Sleep. 2021-06-26; 44(11):
Read on PubMed
To determine whether the feeling of having slept or not during the Maintenance of Wakefulness Test (MWT) is associated with the occurrence of self-reported sleep-related traffic near misses and accidents in patients with sleep disorders.
This study was conducted in patients hospitalized in a French sleep center to perform a 4 × 40 min MWT. Relationship between mean sleep latency on the MWT, feeling of having slept or not during MWT trials and sleep-related near misses and accidents reported during the past year was analyzed.
One hundred and ninety-two patients suffering from OSAS, idiopathic hypersomnia, narcolepsy, restless leg syndrome or insufficient sleep syndrome were included. One hundred and sixty-five patients presented no or one misjudgment of feeling of having slept during MWT trials while 27 presented more than two misjudgments. Almost half of the latter (48.1%) reported a sleepiness-related traffic near miss or accident in the past year versus only one third (27.9%) for the former (p < 0.05).
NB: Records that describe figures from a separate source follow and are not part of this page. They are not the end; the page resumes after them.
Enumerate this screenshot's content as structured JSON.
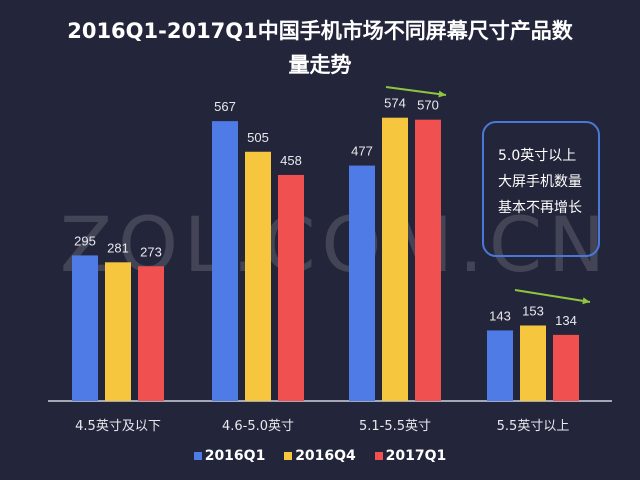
{
  "chart_data": {
    "type": "bar",
    "title": "2016Q1-2017Q1中国手机市场不同屏幕尺寸产品数量走势",
    "categories": [
      "4.5英寸及以下",
      "4.6-5.0英寸",
      "5.1-5.5英寸",
      "5.5英寸以上"
    ],
    "series": [
      {
        "name": "2016Q1",
        "color": "#4f7be6",
        "values": [
          295,
          567,
          477,
          143
        ]
      },
      {
        "name": "2016Q4",
        "color": "#f7c63f",
        "values": [
          281,
          505,
          574,
          153
        ]
      },
      {
        "name": "2017Q1",
        "color": "#f05050",
        "values": [
          273,
          458,
          570,
          134
        ]
      }
    ],
    "ylim": [
      0,
      620
    ],
    "annotation": [
      "5.0英寸以上",
      "大屏手机数量",
      "基本不再增长"
    ],
    "watermark": "ZOL.COM.CN",
    "arrow_color": "#8ec63f"
  }
}
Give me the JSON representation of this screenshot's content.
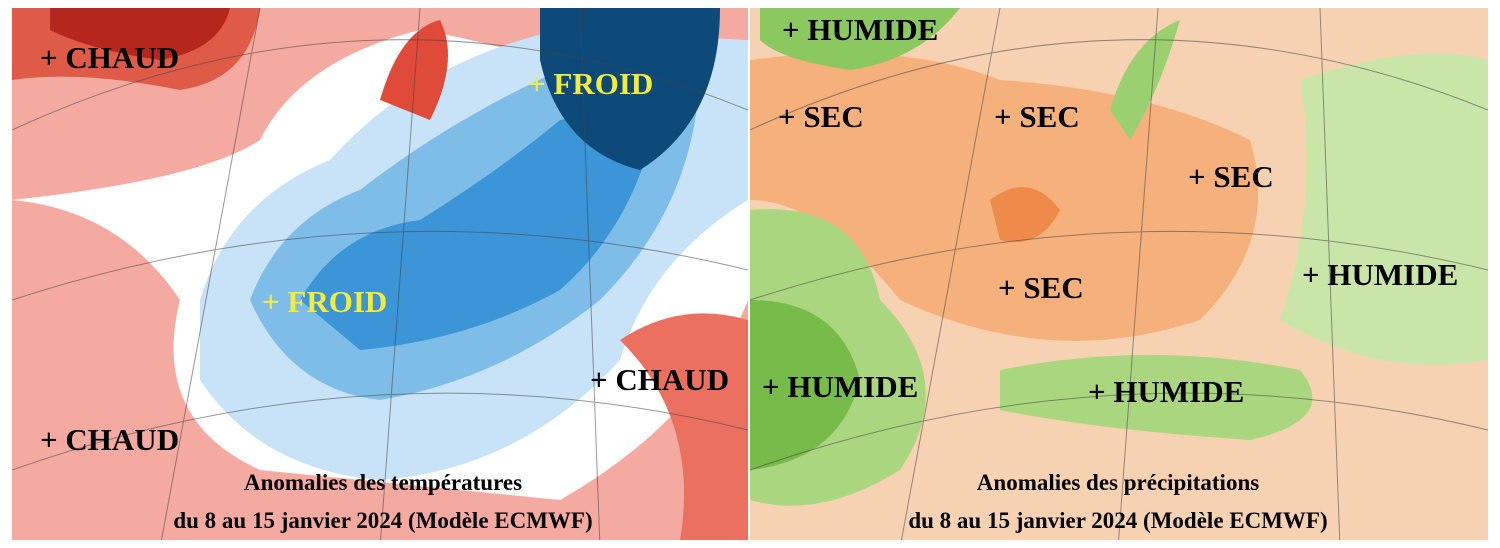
{
  "panels": [
    {
      "labels": [
        "+ CHAUD",
        "+ FROID",
        "+ FROID",
        "+ CHAUD",
        "+ CHAUD"
      ],
      "caption": [
        "Anomalies des températures",
        "du 8 au 15 janvier 2024 (Modèle ECMWF)"
      ]
    },
    {
      "labels": [
        "+ HUMIDE",
        "+ SEC",
        "+ SEC",
        "+ SEC",
        "+ HUMIDE",
        "+ SEC",
        "+ HUMIDE",
        "+ HUMIDE"
      ],
      "caption": [
        "Anomalies des précipitations",
        "du 8 au 15 janvier 2024 (Modèle ECMWF)"
      ]
    }
  ]
}
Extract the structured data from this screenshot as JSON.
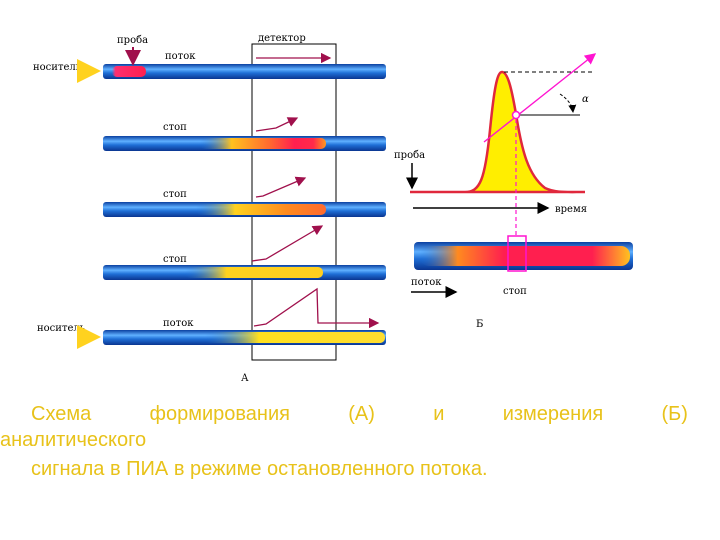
{
  "diagram": {
    "labels": {
      "sample": "проба",
      "flow": "поток",
      "detector": "детектор",
      "carrier": "носитель",
      "stop": "стоп",
      "part_a": "А",
      "part_b": "Б",
      "time": "время",
      "alpha": "α"
    },
    "rows": [
      {
        "left_label": "носитель",
        "mid_label": "поток"
      },
      {
        "mid_label": "стоп"
      },
      {
        "mid_label": "стоп"
      },
      {
        "mid_label": "стоп"
      },
      {
        "left_label": "носитель",
        "mid_label": "поток"
      }
    ],
    "colors": {
      "tube_blue": "#1f6fd6",
      "tube_light": "#5fb0ff",
      "sample_red": "#ff1f4f",
      "sample_orange": "#ff8a1f",
      "sample_yellow": "#ffd21f",
      "arrow": "#a0104c",
      "peak_fill": "#ffee00",
      "peak_line": "#e0283c",
      "magenta": "#ff14d0",
      "caption": "#e8c21a"
    }
  },
  "caption": {
    "words_line1": [
      "Схема",
      "формирования",
      "(А)",
      "и",
      "измерения",
      "(Б)"
    ],
    "line2": "аналитического",
    "line3": "сигнала в ПИА в режиме остановленного потока."
  }
}
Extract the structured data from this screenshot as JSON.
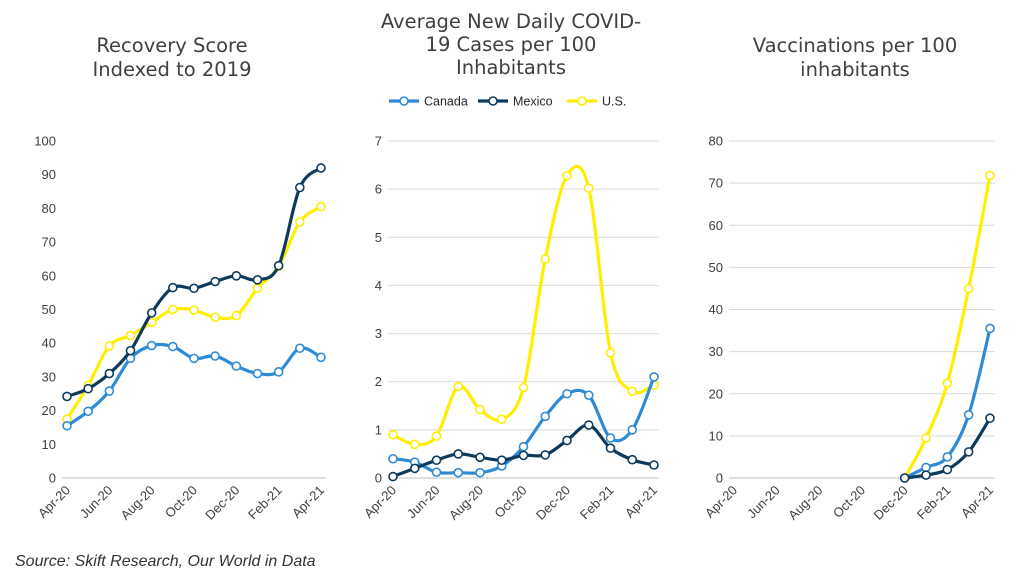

Multivariate logistic regression showed that patients with more than two misjudgments had a 2.52-fold (95% CI, 1.07–5.95, p < 0.05) increase in the risk of reporting a sleepiness-related near miss/accident.
Misjudgment in self-perceived sleep during the MWT is associated with the occurrence of self-reported sleepiness-related traffic near misses and accidents in the past year in patients suffering from sleep disorders. Asking about the perception of the occurrence of sleep during the MWT could be used to improve driving risk assessment in addition to sleep latencies.